Fri, Feb 10 2012

Rene Beekman

Offline: Private

Fri, Feb 06 2009 12:00 CET 1217 Views
The European Court of Human Rights (ECHR) ruled that a photographer breached a baby’s right to privacy by taking a picture of the baby without permission from the parents.

The case happened in Greece, where a newly born baby was put into a sterile unit after its birth. The hospital also operated a commercial service which took a photograph of the baby. The parents objected and demanded the negatives be handed over to them. When the hospital refused, the parents took the case to court. The Greek court refused to hear the case and the parents took the case to the ECHR.

In early February, the ECHR ruled that taking the photograph breached the child’s right to a private life as guaranteed by Article 8 of the European Convention on Human Rights.

The ruling is interesting because it is part of a larger trend, at least as far as the European courts are concerned.

In Bulgaria, recent attempts to implement the European Data Retention Directive avoided any mention of Article 8 or any reference to rights under that article, even though the EU directive explicit says the rights under Article 8 should be protected.

The Bulgarian Government has shown they are much better at wielding the axe of suppression. And what better weapon to use there than our good old friend National Security?

And as long as the selection criteria for staff at the State Agency for National Security (SANS) include the requirement for previous work experience in the field inside Bulgaria (i.e. State Security pre-89), politicians can trust there is an agency they can rely on to get the job done.

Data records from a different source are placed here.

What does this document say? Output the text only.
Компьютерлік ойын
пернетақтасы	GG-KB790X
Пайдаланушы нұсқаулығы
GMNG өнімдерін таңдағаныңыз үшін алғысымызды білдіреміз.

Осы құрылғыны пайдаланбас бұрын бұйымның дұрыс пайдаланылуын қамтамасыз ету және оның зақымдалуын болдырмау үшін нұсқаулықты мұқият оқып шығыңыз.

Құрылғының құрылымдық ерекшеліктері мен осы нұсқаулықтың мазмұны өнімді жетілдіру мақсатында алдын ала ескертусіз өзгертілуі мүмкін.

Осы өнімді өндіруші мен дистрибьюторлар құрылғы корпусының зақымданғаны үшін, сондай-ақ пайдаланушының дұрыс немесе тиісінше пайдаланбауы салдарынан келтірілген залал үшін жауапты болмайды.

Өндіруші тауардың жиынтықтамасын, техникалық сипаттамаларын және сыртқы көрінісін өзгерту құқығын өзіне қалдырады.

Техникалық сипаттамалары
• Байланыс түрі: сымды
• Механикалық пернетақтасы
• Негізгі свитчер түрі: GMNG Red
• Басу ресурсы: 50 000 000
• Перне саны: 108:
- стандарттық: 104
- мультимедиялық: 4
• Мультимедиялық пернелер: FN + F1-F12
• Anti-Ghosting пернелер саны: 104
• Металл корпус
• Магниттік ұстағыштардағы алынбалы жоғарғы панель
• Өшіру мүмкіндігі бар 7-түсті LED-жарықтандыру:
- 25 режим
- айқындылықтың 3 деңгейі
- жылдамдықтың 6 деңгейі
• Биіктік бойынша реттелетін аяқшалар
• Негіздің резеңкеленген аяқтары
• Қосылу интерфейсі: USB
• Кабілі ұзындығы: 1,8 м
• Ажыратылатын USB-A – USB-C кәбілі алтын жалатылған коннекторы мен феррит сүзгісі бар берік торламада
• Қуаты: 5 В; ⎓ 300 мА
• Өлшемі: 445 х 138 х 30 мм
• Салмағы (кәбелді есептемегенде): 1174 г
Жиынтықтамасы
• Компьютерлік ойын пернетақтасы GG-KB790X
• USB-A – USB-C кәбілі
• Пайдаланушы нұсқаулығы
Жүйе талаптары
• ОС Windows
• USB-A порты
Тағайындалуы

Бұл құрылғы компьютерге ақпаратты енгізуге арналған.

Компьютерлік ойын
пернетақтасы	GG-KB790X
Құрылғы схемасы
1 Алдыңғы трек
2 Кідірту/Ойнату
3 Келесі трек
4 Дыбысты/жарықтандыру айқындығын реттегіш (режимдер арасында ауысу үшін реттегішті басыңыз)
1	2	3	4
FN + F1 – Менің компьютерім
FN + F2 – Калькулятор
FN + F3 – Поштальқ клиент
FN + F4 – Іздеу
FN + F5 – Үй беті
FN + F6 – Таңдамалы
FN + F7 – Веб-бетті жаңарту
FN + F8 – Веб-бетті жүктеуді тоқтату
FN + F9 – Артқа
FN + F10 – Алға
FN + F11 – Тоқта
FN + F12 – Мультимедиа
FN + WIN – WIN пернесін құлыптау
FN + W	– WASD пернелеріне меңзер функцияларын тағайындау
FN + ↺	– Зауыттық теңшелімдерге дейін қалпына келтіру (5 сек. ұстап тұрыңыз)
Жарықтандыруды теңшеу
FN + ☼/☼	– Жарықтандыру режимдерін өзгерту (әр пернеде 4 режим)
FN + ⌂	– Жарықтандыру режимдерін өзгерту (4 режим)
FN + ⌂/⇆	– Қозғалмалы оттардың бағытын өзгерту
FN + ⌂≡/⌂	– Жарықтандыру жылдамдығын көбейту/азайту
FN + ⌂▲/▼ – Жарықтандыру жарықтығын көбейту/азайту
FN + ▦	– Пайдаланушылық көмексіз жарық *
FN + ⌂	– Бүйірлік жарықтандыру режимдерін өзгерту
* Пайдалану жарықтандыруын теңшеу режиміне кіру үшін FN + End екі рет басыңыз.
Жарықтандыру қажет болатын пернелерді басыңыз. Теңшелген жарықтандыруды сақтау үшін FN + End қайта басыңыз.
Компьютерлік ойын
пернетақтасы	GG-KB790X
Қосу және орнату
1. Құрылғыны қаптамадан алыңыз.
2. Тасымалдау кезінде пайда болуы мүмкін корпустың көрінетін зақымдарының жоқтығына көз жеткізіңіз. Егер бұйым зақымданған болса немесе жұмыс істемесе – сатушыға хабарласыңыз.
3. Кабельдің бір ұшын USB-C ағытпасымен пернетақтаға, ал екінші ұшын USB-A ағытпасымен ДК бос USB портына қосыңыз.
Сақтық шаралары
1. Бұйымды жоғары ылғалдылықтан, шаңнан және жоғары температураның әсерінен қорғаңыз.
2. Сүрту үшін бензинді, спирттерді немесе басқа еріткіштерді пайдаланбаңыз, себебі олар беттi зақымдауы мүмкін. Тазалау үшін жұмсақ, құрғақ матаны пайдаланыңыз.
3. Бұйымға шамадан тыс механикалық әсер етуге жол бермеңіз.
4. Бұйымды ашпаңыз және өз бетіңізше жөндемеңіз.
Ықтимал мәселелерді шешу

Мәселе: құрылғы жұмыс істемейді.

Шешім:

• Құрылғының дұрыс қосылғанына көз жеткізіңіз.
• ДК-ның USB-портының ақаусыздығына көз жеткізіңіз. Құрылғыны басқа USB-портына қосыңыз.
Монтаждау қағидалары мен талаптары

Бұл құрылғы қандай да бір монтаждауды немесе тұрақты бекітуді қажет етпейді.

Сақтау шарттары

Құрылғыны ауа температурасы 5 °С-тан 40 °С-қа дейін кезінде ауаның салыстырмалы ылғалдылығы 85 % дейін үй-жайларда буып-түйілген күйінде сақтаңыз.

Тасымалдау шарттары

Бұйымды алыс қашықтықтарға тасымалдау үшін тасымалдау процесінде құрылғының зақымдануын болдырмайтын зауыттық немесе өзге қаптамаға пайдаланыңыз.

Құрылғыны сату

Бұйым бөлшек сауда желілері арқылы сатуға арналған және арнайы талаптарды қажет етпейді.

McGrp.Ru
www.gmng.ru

All that needs to be done is to make clear it is a matter of National Security.

Interested in publishing assorted details about the private lives of those in power? We’ll send SANS and have you shut down.

Want to know whether a prime minister has dual nationality and is therefore illegally in office? You can’t. Instead, you’ll get investigated.

A Czech artist made an artwork that represents Bulgaria as a public toilet? - This is where there was as slight pause; could art really be a matter of National Security?

The long or short of it is clear: where the privacy of those in power is concerned, it is ensured as a matter of National Security. For everything else, there is a black cloth.

A sure-fire way to make Bulgaria one of the ECHR’s most frequent defendants for years and years to come.